Monday, December 13, 2010

Getting Into College

I'm watching many of my daughter's senior friends getting their acceptances (or not) to the universities of their choice.  Thinking about the pressure, and the anxiety it causes young people (especially in the Nation's Capital), and the assumptions kids make about who "gets in" and who "doesn't" is painful.  These kids have been friends for many years, and now it comes down to what seems like a fairly arbitrary system, skewed by preferences and quotas.  Thus, I have an alternative suggestion:

Schools should have five hoppers.
The first is the hopper for top 10% GPA/top 10%SAT
Second hopper - next 10% of each
and so on until the fifth hopper which will be the remaining GPA/SAT

Hoppers will all close on the same date NATIONWIDE

The schools will have X number of slots they designate for each group the hoppers represent. They can decide how many in each category they want.  If they want 100% of their slots to go to the top 10%, that's their choice.

BUT, once the hoppers close, and the lottery for those slots start, there is no turning back.

The X number of slots will be what the lottery fills.  A completely random lottery, without names, ethnic origins, religion, etc.

So, for example, XYZ University has 3000 slots for admission.  They decide to have 1500 slots from the first hopper, 1000 from the second hopper, 250 from the third, 200 from the fourth, and 50 from the last hopper.

Thoughts? Problems I'm not seeing?

4 comments:

quilly said...

The biggest problem I see is that the college financial advisers will all have heart attacks and die.
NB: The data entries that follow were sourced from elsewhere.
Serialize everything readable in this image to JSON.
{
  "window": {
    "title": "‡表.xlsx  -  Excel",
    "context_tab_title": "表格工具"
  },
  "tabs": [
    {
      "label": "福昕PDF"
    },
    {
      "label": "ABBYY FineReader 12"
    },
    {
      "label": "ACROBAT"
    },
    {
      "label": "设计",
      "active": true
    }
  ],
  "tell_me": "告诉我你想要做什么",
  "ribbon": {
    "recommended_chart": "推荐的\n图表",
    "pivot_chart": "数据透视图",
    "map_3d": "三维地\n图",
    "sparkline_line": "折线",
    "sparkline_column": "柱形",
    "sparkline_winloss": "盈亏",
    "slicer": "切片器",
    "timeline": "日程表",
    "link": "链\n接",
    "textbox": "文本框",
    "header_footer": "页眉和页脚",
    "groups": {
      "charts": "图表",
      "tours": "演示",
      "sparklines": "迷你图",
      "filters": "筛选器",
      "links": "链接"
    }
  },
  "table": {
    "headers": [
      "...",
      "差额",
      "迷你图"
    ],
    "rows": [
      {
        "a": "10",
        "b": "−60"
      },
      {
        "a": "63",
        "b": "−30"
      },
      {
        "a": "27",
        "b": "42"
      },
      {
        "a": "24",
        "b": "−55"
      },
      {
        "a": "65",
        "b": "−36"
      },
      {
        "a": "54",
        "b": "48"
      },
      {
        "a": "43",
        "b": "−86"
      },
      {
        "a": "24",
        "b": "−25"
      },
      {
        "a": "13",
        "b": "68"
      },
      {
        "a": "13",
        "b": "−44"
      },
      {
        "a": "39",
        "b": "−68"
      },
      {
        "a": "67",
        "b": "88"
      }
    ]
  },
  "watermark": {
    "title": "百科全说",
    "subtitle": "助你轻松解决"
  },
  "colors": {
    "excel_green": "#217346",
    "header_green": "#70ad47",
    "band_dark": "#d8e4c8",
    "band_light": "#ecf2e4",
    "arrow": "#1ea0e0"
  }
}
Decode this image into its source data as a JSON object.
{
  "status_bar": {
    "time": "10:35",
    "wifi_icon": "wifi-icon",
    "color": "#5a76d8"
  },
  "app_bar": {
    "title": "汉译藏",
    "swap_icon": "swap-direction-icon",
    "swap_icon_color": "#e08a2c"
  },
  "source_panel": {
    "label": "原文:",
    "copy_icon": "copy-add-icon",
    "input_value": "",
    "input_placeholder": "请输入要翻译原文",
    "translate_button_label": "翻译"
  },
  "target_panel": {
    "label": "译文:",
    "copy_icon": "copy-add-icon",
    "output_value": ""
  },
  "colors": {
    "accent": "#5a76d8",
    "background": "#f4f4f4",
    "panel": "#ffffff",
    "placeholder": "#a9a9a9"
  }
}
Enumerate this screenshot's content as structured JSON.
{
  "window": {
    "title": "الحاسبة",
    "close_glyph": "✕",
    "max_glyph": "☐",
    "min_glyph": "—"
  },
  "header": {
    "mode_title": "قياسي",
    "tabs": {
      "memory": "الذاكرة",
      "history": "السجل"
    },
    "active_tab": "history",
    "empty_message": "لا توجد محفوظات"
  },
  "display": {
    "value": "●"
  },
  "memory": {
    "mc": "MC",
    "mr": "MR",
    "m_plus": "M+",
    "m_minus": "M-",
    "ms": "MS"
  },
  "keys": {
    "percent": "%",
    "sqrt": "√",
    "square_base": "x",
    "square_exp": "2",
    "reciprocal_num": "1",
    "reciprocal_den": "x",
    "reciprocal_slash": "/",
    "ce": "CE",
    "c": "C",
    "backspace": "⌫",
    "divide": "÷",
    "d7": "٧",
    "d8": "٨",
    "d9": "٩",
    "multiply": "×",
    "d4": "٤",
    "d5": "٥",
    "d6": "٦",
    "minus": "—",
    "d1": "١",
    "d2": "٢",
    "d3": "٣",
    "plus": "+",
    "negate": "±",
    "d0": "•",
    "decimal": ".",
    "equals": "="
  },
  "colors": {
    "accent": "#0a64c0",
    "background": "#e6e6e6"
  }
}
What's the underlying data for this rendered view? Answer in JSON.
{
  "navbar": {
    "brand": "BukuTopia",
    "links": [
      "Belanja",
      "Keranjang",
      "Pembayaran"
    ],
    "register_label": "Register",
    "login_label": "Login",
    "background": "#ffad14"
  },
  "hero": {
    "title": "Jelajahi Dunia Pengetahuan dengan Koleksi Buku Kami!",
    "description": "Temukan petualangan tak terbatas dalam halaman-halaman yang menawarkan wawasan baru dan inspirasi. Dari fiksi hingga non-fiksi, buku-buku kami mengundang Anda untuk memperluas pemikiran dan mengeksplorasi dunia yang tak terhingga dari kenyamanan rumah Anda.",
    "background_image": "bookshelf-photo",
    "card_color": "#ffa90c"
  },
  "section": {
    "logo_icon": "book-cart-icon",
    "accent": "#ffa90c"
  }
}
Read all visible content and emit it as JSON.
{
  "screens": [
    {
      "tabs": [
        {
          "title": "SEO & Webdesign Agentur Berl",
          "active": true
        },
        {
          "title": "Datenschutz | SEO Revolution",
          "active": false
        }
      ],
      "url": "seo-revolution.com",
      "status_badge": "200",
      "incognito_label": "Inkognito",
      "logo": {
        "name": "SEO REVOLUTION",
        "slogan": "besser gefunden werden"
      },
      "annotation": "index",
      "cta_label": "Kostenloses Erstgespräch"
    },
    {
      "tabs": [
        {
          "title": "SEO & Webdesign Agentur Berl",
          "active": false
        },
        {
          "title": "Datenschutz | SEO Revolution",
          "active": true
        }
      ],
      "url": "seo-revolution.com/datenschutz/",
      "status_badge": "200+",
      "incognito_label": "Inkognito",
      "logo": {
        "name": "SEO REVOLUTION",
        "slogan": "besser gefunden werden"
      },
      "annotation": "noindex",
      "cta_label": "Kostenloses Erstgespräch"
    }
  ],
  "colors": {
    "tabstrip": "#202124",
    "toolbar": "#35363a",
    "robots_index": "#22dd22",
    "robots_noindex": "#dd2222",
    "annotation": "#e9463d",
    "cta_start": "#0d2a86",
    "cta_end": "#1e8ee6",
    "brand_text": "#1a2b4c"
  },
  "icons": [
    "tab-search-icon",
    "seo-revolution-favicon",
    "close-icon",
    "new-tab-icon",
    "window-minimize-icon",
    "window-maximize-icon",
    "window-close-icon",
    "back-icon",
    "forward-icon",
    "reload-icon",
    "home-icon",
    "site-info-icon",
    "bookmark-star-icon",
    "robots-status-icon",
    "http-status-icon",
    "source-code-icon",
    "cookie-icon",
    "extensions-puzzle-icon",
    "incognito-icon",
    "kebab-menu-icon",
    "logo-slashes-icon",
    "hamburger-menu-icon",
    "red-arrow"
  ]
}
Congrats on winning Punny Monday!

Anonymous said...

Hmmm when I was going through that process moons ago I dont recallnthe pressure or anxiety. Sure I wanted to go where my friends went but ultimately chose the one that was right for me. I grew up I suppose. The only problem i see with your theory is not all colleges and universities will agree to it and I think they all would only want the top 10%

DM said...

I was a non-traditional student so I went to the local college. I am not so sure that the reputation of the school is overrated. This process also helps prepare people for the rejection and different circumstances life presents.

Anonymous said...

Multiple applications per student. Or maybe it doesn't matter, but it seems that schools must accept more than they can honestly accommodate. How else could they offset students that the school accepts but the student decides to attend elsewhere?

One of my sons applied to 3 different colleges, got accepted by all 3 and had his choice of where to go. (Thank heavens you could apply to several state schools all for one fee.)